日本人離れした風貌に違和感とエロスを覚えつつ。
【文化ミュージアム】
別館扱いで別に100円支払う必要がある。
このような鉱石コレクション展示が相当量あるため、坑道内コースを見学し終えて、疲れてなければ回る程度にしたい。(本気で向き合うと当館だけで疲弊する)
これは単に「異極鉱」という名前がかっこよくて撮った。
しょっぱなのメノウ原石は良いですね。異星の未知なる金属のよう。
非常に大きい。宇宙からの贈り物か。大きい。
坑道実物模型。「は? 炭鉱とか(笑) 俺よゆうやし!?」と言いたげな方は、どれだけきついか体感してみましょう。相当きつい。日ごろ使ってない腿の裏側等の筋肉が悲鳴。

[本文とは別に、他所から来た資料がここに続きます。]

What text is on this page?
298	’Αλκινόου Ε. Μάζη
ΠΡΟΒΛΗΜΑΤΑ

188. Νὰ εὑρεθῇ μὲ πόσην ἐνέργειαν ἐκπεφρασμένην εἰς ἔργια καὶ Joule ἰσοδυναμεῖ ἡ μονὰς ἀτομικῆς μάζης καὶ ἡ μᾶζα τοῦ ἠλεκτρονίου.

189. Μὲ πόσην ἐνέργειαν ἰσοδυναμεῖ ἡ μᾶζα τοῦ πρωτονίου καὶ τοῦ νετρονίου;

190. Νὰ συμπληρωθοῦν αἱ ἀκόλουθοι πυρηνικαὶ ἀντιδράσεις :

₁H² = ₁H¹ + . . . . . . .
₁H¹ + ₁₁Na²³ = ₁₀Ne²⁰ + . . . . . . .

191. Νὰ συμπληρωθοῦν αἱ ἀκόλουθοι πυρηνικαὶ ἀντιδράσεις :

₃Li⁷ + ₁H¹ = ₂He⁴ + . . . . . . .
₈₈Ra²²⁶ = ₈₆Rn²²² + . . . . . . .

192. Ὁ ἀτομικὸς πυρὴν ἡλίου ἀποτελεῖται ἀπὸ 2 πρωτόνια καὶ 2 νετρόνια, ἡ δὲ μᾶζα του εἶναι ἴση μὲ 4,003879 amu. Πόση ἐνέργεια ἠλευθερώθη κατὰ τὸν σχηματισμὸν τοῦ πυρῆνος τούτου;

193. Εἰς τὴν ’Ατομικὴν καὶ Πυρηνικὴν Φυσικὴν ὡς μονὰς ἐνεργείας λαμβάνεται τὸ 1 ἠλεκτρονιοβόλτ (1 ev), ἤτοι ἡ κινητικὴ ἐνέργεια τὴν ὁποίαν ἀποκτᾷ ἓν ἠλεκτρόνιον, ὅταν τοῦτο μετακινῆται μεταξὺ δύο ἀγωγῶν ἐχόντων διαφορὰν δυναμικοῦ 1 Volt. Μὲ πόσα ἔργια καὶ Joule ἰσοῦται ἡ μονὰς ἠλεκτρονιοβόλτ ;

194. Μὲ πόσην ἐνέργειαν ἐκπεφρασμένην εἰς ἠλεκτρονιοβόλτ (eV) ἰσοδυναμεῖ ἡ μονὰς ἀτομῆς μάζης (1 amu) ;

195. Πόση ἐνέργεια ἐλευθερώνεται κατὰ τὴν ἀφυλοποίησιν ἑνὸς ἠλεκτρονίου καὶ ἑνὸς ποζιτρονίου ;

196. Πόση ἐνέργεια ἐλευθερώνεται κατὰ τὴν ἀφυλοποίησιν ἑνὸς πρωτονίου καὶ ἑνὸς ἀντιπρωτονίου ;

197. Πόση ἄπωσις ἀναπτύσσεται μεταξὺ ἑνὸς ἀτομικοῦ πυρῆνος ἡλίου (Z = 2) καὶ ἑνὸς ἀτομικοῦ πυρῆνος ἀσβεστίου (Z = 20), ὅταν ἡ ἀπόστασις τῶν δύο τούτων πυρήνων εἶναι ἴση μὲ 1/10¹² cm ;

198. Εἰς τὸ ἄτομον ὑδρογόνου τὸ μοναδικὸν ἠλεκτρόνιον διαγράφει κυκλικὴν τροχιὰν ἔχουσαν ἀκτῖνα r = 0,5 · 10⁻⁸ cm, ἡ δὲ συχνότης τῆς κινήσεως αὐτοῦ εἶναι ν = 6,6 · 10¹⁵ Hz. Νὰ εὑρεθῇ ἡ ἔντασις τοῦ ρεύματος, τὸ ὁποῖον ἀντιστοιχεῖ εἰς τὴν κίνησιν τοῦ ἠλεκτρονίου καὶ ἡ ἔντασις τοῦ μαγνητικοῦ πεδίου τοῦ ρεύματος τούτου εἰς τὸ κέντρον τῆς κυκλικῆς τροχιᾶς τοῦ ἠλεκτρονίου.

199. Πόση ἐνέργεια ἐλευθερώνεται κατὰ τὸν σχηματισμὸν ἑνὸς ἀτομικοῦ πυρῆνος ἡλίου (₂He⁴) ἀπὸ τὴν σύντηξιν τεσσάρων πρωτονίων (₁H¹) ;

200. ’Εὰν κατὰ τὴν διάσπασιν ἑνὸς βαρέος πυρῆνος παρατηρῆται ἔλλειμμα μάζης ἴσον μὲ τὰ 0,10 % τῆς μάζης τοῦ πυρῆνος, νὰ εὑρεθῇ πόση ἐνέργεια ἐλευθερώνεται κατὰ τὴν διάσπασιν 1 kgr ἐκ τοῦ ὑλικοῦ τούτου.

これはシンシャ。「大和水銀鉱山」の響きに惹かれて撮った。残念ながらこの鉱山は今は跡形もなく存在しない。
辰砂(しんしゃ)は古代より土器、死者、古墳内部等を彩る赤い塗料として使われていたもの。
以上のように、真面目につきあうと生野銀山のボリュームに押しつぶされそうになる。地質学や鉱物学をやっていた友人などがいる方はぜひ巻き込んで訪れていただきたい。おわらねえ。